Em alguns minutos estávamos no carro, o trajeto todo só não foi em absoluto silêncio porque o rádio do carro tocava uma música melodiosa e triste.
A casa era algo que eu apenas vira em novelas, as paredes brancas eram imponentes, o jardim serpenteava o caminho e uma empregada boliviana veio até nós.
- Senhor Antônio, a sua mãe levou a pequena Duda. Disse que ia comprar presentes de aniversário, eu fui contra, mas ela me ignorou e saiu. - O sotaque era forte, mas o tom de voz estava repleto de carinho; ela era uma mulher forte, e seus cabelos caíam em duas tranças até a altura da cintura.

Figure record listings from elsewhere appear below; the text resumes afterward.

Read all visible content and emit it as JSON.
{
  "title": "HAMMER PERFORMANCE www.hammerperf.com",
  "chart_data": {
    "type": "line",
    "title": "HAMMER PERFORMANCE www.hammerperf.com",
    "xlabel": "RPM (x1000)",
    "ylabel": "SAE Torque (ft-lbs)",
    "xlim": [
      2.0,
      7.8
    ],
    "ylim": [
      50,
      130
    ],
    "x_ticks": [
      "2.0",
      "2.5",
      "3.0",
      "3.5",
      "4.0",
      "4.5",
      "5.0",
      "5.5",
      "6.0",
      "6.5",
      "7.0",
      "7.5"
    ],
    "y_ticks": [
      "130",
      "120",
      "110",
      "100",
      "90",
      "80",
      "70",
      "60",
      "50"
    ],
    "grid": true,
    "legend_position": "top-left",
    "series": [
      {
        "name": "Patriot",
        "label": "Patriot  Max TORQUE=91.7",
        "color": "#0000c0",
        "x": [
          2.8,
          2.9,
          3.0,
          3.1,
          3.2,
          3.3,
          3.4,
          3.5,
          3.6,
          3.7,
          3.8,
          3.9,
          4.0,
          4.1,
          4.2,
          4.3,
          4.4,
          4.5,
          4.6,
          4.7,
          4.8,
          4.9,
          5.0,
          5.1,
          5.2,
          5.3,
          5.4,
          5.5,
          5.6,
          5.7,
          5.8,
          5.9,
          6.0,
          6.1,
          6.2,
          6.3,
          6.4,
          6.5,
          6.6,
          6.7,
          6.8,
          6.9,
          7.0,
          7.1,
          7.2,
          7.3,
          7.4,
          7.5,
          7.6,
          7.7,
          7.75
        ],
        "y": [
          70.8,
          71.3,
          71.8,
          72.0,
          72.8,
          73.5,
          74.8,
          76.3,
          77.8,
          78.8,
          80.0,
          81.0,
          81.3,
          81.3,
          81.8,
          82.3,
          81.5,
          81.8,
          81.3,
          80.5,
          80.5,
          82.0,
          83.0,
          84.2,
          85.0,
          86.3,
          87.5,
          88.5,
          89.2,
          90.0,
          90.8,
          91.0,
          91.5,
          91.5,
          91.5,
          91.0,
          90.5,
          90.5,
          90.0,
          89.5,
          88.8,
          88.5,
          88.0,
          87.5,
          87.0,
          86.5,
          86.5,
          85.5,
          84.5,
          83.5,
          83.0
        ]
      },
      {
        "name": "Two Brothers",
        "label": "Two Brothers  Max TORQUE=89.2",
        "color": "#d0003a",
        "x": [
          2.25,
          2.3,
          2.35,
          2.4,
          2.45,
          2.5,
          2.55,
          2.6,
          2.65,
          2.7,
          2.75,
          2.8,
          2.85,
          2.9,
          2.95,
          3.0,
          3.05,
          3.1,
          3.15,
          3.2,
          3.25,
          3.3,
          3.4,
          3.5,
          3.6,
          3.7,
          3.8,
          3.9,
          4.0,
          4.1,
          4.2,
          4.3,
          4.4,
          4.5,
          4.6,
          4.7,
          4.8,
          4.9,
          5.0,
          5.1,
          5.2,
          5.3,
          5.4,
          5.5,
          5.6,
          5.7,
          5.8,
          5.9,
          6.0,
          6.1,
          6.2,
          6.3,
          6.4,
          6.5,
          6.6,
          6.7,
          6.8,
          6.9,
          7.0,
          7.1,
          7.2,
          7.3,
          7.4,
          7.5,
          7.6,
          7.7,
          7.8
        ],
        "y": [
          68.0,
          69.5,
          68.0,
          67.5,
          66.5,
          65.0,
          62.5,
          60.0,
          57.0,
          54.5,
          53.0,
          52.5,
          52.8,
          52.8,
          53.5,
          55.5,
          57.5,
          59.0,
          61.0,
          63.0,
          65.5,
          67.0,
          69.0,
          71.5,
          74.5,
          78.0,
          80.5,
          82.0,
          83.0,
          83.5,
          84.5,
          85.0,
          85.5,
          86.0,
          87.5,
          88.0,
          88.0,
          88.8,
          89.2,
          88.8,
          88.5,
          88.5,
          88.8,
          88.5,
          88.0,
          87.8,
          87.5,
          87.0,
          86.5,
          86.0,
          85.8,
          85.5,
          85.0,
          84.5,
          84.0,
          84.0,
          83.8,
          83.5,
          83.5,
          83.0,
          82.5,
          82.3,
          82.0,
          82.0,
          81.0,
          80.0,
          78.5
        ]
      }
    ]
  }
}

- Tudo bem, Remédios. Essa é a Daniela, uma moça da empresa. Aproveitarei que Duda não está e vou fazer uma reunião, não me interrompa a não ser que seja Maria Eduarda chegando. E não se preocupe, mamãe cuida bem dela...
Remédios girou nos calcanhares e saiu com uma expressão de desagrado, como se não concordasse com a atitude do patrão, Antônio entrou logo em seguida e eu fui atrás dele. Mal sabia que minha vida viraria do avesso depois de entrar naquela casa.